— Что это? — шепотом спросила она Мару.
— Работают трактора…
Действительно, вдали работало несколько тракторов.
— Ну и что ж? — все так же шепотом спросила Рада.
— А то, — четко выговаривая слова и не понижая голоса, ответила Клавдия Ивановна, — а то, если работают трактора — значит, расстреливают.
В зоне было по-прежнему тихо, только вдали работали трактора. Через полчаса они замолкли.
— Все. — Клавдия Ивановна повернулась спиной, может быть, на самом деле хотела спать, а может быть, притворялась.
Раде вспомнилось, что в одной книге она прочитала о том, что казнь есть нечто большее, чем смерть. Казнь — это глумление и надругательство над человеком.
Неужели ее отсюда завтра не заберут? Неужели ее не увезут в Магадан? Она лежала до утра с открытыми глазами.
Утром откинули мешковый полог, зарешеченное без стекол окно упиралось в высокий забор с ржавой колючей проволокой наверху. В окно видны молочно-серое небо и сопка с торчащими пнями. Мара вынесла парашу в полуразрушенную уборную в центре двора.
— А прогулок у вас не бывает? — спросила Рада.
— У смертников прогулок не бывает. Почему вы все время задаете идиотские вопросы? — Клавдия Ивановна зло посмотрела на Раду.
При дневном свете женщины казались еще страшнее: грязные, с сальными волосами, они были настолько худы, что под желтой сухой кожей выступали кости черепа, а глаза были обведены широкими синими кругами.
— Она еще ничего не знает, и она еще такая молоденькая, — заступилась за Раду Мара.
— Все равно. Она все время задает глупые вопросы. Одна — истеричка, а другая — дура, послал бог компанию.
«Неужели я тоже буду такая худая и страшная, как они?» — с тоской подумала Рада. Нет! За ней придут. Уполномоченный с лицом клоуна сказал, что сегодня пойдет машина в Магадан.
В полдень принесли немного кипятка и маленькие кусочки сырого хлеба. Это была знаменитая «трехсотка». Но у них еще оставались продукты: соленая рыба, хлеб и сахар. Рада начала подметать пол, стирать пыль. Она не могла больше ждать, за работой время шло быстрее.
Женщины лежали на нарах и смотрели, как Рада убирает.
— Мы тоже раньше следили за чистотой, а теперь не можем, ослабели, и нас ни разу не водили в баню. — Мара начала плакать.
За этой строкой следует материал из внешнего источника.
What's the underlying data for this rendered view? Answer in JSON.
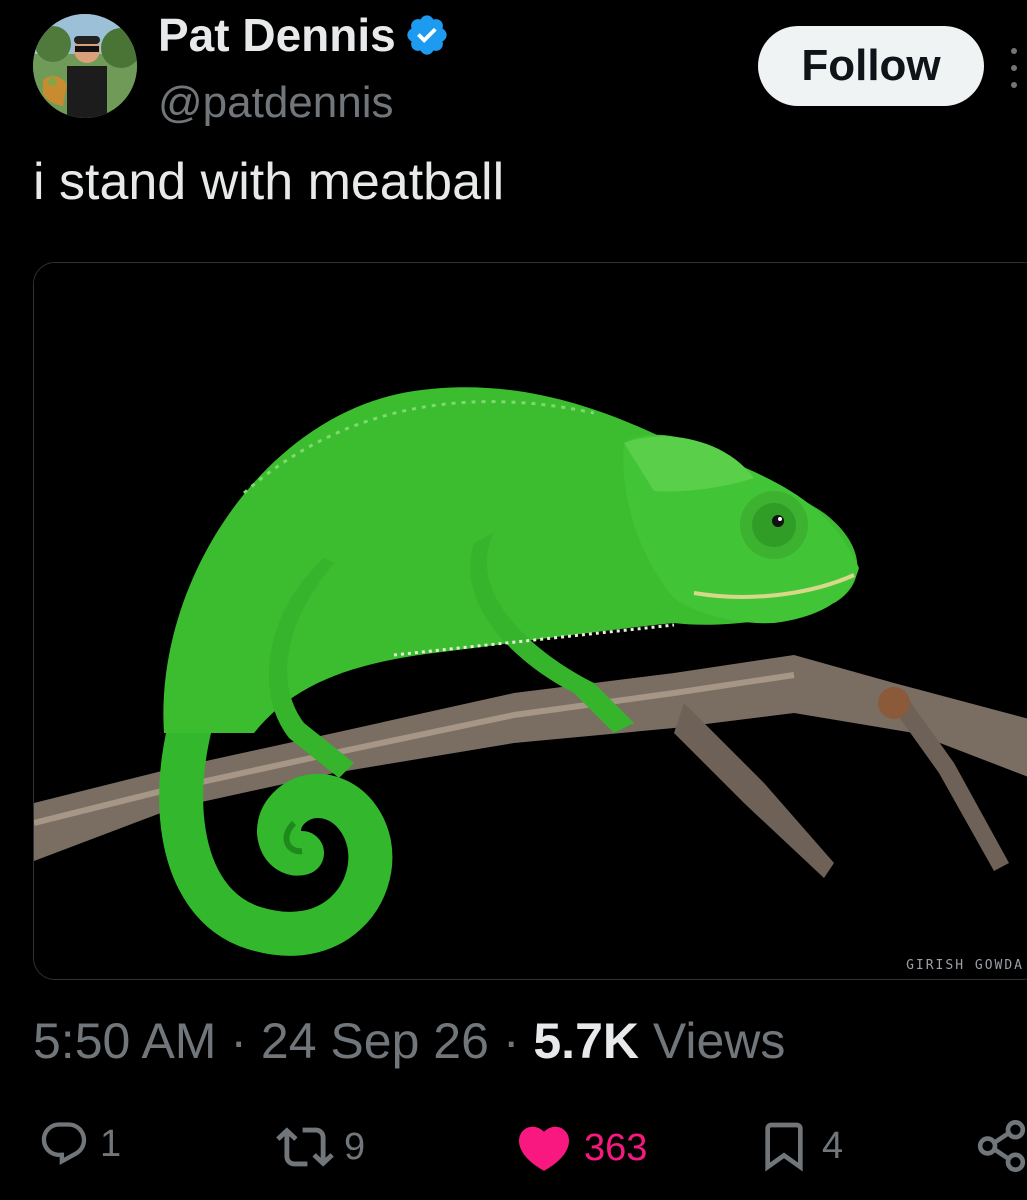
{
  "user": {
    "name": "Pat Dennis",
    "handle": "@patdennis",
    "verified": true
  },
  "follow_label": "Follow",
  "tweet_text": "i stand with meatball",
  "media": {
    "watermark": "GIRISH GOWDA",
    "icon": "chameleon-photo"
  },
  "meta": {
    "time": "5:50 AM",
    "separator": "·",
    "date": "24 Sep 26",
    "views_count": "5.7K",
    "views_label": "Views"
  },
  "actions": {
    "replies": "1",
    "reposts": "9",
    "likes": "363",
    "bookmarks": "4"
  },
  "colors": {
    "background": "#000000",
    "text": "#e7e9ea",
    "secondary": "#71767b",
    "like": "#f91880",
    "verified": "#1d9bf0",
    "follow_bg": "#eff3f4"
  }
}
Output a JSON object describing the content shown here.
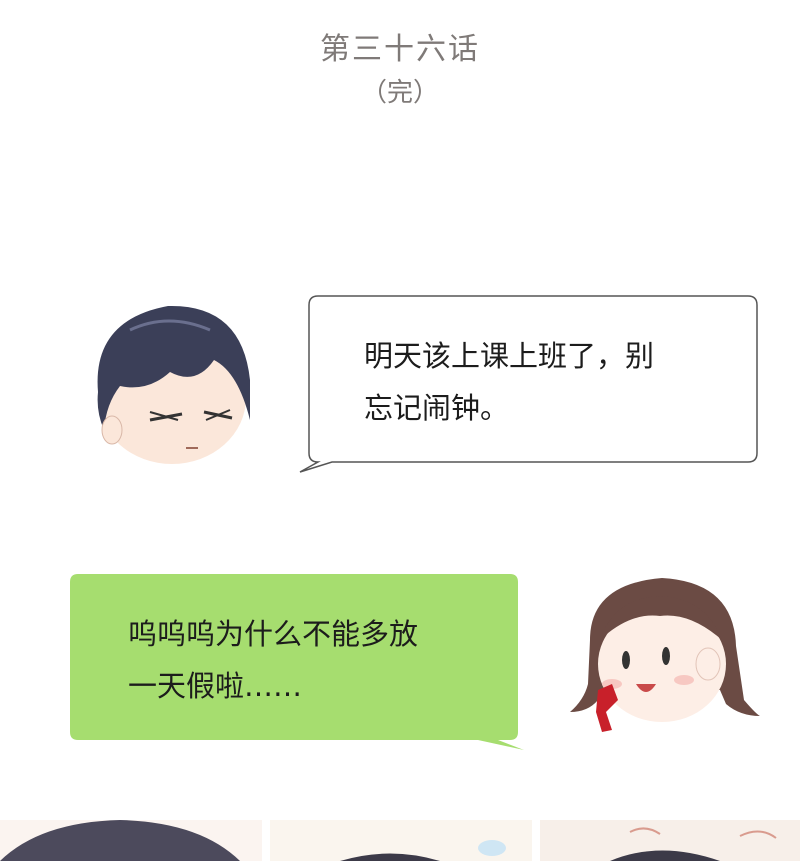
{
  "chapter": {
    "title": "第三十六话",
    "status": "（完）"
  },
  "dialogue": [
    {
      "speaker": "boy",
      "lines": [
        "明天该上课上班了，别",
        "忘记闹钟。"
      ]
    },
    {
      "speaker": "girl",
      "lines": [
        "呜呜呜为什么不能多放",
        "一天假啦……"
      ]
    }
  ],
  "colors": {
    "title": "#7f7a78",
    "green_bubble": "#a6dd6f",
    "white_bubble_border": "#555555"
  }
}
Сначала потихоньку, потом громче, она захлебывалась рыданиями и билась головой о доски.
— Вот, опять началось. — Клавдия Ивановна взяла кружку воды и вылила Маре за шиворот, потом несколько кружек на голову.
Дежурный открыл «волчок».
— Ах, опять эта… — и отошел.
Мара затихла, ее укрыли бушлатом, и она уснула, изредка всхлипывая.
— С ней всегда после таких ночей истерики. Конечно, ей тяжело, у нее на «материке» ребенок. Но нельзя себя так распускать.
Рада вычистила камеру, даже стерла пыль с решеток. Никто за Радой не приходил и, наверное, никто не придет. Сколько ей здесь мучиться — неделю, несколько месяцев?
К вечеру сопки стали золотистыми, и один янтарный луч пробился в камеру. Рада потеряла всякую надежду.
— Я говорила, в Магадан вас не повезут. Уполномоченным нельзя верить ни единому слову.
Мара проснулась и сидела на нарах, обхватив руками острые колени.
— А может быть… — начала она.
— Все ясно, — отрезала Клавдия Ивановна, и Раде показалось, что она довольна, что Рада останется с ними и будет ждать своего часа. — Сегодня ночью можно будет спать, после этого всегда неделю-две можно спать, пока они не подберут новую партию.
Но Рада эту ночь не спала. Неужели ее отсюда не заберут? А впрочем, почему ее должны забрать? Чем она лучше других? Клавдия Ивановна — член партии и участница Гражданской войны, Мара — учительница, у нее ребенок. Разве у меня большее право на жизнь? Сколько еще придется ждать? Когда соберут следующую партию? На приисках не хватает тракторов, а здесь под их шум расстреливают людей. Сколько у них тракторов? Два? Четыре? И насмешливый, точно чужой голос подсказал ответ: когда тебя поведут, ты узнаешь, сколько у них тракторов!
Утро наступило сырое и мглистое. Несколько раз начинал накрапывать дождь.
«А во время дождя расстреливают?» — подумала Рада, но не решилась спросить.
У них еще оставались сахар и вчерашние пайки хлеба. Сегодня они все съедят, и начнется «трехсотка».